Le sexe, l'amour. Love streams, le dernier film de John Cassavetes, sublime, affronte le coeur de la civilisation judéo-chrétienne. L'écrivain alcoolique incarné par le réalisateur interroge, dans la séquence inaugurale du film, une jeune prostituée sur les plaisirs qu'elle préfère : celle-ci hésite, ne sait pas bien. Le sexe? lui demande son hôte. -Oui, pour l'argent, rétorque-t-elle. Entre alors en scène la soeur de l'écrivain incarnée par Gena Rowlands, débordant d'amour comme si l'amour était déjà en trop, nous submergeait par son torrent irrésistible. Elle est en instance de divorce et ne sait plus très bien comment utiliser l'amour qui est en elle. Après s'être rendue en Europe, elle retrouvera son frère et vivra auprès de lui quelques moments de naufrage.
Les personnages saignent abondamment dans ce film et les stigmates de l'amour sont ici le signe d'une crise même des sentiments. Le frère saigne de ne pas avoir su être père. Le fils saigne après s'être échappé des bras lâches de son père. L'amour est cette croix pesante, incandescente que les personnages ne savent plus comment porter. Sarah met en gage l'amour, parie sur sa puissance, se demande si les torrents d'amour ont un flux continu. Pour son psy, nul doute que l'amour s'achève, qu'il se rompt. Pour le frère de Sarah, il n'est déjà plus.

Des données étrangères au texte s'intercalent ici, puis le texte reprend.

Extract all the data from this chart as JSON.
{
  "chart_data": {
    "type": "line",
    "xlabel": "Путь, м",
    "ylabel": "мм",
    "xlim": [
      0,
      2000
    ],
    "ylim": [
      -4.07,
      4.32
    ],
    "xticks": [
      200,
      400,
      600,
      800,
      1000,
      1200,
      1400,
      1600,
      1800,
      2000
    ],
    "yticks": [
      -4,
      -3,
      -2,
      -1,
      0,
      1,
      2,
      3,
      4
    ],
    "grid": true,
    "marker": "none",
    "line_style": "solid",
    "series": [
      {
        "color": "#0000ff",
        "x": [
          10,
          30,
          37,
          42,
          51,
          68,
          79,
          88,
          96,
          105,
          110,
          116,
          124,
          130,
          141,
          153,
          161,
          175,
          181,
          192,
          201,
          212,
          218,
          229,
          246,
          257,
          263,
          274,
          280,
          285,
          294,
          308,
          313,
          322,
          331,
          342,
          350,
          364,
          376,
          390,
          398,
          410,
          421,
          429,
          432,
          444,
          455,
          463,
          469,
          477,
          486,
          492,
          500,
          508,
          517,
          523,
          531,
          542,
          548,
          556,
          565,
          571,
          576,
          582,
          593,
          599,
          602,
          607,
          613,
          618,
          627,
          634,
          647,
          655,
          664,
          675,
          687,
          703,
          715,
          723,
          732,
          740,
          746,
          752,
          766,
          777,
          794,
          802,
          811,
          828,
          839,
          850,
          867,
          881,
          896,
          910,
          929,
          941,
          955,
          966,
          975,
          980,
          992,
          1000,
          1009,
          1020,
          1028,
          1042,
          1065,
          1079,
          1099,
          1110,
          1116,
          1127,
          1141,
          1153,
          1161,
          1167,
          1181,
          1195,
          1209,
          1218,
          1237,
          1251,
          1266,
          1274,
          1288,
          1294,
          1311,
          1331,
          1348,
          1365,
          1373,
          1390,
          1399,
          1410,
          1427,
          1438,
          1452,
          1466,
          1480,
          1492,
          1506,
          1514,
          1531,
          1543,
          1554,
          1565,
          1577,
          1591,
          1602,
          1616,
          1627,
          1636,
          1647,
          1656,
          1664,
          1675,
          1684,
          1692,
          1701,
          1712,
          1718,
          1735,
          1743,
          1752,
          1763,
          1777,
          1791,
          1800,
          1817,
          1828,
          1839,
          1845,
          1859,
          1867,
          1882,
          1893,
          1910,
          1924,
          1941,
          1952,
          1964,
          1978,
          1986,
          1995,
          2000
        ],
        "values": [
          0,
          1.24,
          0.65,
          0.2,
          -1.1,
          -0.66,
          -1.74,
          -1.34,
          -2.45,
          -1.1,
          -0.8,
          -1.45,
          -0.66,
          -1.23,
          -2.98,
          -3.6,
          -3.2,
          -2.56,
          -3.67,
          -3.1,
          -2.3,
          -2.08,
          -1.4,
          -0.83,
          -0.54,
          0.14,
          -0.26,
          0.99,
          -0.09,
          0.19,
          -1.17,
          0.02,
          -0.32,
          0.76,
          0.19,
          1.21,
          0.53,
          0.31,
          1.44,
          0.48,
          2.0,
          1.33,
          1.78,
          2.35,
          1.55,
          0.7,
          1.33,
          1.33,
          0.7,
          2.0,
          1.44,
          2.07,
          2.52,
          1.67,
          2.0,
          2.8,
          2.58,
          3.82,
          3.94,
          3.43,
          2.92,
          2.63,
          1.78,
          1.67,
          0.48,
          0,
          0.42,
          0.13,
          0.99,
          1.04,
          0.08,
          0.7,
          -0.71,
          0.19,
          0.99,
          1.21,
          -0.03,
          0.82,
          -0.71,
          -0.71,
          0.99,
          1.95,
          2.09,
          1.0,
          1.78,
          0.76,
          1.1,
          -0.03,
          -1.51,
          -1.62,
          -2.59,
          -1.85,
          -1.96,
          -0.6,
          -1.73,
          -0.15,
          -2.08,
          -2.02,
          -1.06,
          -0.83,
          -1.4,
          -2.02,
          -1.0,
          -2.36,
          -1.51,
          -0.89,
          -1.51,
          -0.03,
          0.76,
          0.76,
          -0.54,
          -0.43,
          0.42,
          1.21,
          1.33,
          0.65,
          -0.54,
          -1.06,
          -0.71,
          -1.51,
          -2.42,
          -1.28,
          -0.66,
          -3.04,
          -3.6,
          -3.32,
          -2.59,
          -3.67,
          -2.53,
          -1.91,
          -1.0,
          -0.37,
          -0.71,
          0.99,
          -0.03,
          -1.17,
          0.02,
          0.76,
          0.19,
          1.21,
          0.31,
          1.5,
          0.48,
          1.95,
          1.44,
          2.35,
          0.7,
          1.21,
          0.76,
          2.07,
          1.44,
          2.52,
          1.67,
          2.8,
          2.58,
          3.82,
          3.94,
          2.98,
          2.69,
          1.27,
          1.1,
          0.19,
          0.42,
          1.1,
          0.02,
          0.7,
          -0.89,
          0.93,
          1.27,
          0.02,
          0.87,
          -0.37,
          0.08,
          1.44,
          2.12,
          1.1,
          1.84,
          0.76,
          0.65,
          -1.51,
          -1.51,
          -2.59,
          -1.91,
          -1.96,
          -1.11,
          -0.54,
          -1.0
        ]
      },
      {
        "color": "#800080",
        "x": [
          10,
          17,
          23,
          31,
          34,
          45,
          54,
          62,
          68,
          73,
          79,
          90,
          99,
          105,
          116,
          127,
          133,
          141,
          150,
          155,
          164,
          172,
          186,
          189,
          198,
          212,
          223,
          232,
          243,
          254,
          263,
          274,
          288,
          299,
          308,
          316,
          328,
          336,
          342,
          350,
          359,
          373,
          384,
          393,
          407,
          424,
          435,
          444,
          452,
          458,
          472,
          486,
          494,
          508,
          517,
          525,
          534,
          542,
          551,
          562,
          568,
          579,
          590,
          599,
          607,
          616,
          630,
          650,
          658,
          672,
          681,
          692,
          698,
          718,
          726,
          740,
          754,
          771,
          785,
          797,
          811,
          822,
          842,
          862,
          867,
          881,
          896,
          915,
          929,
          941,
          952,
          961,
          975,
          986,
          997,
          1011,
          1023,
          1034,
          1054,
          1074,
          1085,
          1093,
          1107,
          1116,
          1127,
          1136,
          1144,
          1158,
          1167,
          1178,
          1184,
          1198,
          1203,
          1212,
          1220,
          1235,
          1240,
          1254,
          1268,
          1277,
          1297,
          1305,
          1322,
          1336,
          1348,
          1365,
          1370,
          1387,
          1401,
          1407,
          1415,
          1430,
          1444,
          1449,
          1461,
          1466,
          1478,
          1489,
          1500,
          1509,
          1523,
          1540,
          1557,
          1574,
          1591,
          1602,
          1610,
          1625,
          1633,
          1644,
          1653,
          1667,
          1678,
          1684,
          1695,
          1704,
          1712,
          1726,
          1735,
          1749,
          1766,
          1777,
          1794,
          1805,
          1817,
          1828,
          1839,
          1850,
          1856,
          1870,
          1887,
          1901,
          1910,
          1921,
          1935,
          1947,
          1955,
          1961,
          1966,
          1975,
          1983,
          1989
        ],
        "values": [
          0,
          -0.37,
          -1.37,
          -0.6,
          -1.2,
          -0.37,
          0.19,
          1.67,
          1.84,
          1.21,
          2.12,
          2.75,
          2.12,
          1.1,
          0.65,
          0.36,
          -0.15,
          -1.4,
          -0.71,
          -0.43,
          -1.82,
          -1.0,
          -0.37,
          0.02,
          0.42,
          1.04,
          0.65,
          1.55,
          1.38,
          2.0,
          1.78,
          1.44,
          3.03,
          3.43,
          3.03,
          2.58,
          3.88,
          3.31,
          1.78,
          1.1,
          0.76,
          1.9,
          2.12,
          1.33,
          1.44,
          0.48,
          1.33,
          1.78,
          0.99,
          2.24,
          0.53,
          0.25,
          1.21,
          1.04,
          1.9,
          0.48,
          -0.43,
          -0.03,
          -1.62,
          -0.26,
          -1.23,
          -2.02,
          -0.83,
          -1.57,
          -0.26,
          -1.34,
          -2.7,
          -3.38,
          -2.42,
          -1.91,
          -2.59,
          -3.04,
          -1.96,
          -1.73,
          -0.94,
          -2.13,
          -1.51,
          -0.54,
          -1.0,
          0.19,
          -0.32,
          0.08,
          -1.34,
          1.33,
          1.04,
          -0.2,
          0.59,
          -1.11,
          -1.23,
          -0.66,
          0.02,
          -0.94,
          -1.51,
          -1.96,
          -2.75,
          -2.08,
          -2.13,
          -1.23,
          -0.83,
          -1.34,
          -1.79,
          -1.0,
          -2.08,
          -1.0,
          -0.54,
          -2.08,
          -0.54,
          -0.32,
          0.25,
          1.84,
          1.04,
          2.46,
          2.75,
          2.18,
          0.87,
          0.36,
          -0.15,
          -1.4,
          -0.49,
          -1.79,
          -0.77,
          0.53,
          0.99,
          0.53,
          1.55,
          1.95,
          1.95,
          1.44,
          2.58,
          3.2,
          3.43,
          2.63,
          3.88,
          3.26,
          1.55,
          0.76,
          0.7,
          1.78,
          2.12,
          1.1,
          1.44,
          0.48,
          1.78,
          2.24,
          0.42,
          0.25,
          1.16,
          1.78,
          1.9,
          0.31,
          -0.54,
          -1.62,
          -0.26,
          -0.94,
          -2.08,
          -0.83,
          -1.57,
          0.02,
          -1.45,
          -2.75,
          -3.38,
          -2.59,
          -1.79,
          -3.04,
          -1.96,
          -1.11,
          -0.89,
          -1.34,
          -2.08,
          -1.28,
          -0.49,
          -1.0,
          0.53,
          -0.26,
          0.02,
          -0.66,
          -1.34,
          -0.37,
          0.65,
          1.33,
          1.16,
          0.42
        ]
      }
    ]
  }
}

Débarquent alors, dans une arche de Noé improvisée, deux poneys, des poules, une chèvre, une perruche, un chien, un canard mais Sarah - nul n'est prophète en Californie - croit s'être trompée. Les animaux seront peut-être sauvés mais ils ne sauveront pas son frère de sa lente agonie. Les meurtrissures d'amour n'offrent aucune rédemption possible.
Sarah quitte alors son frère sous une pluie torrentielle. Raccord jazz. Plan large solitude. L'amour est mort.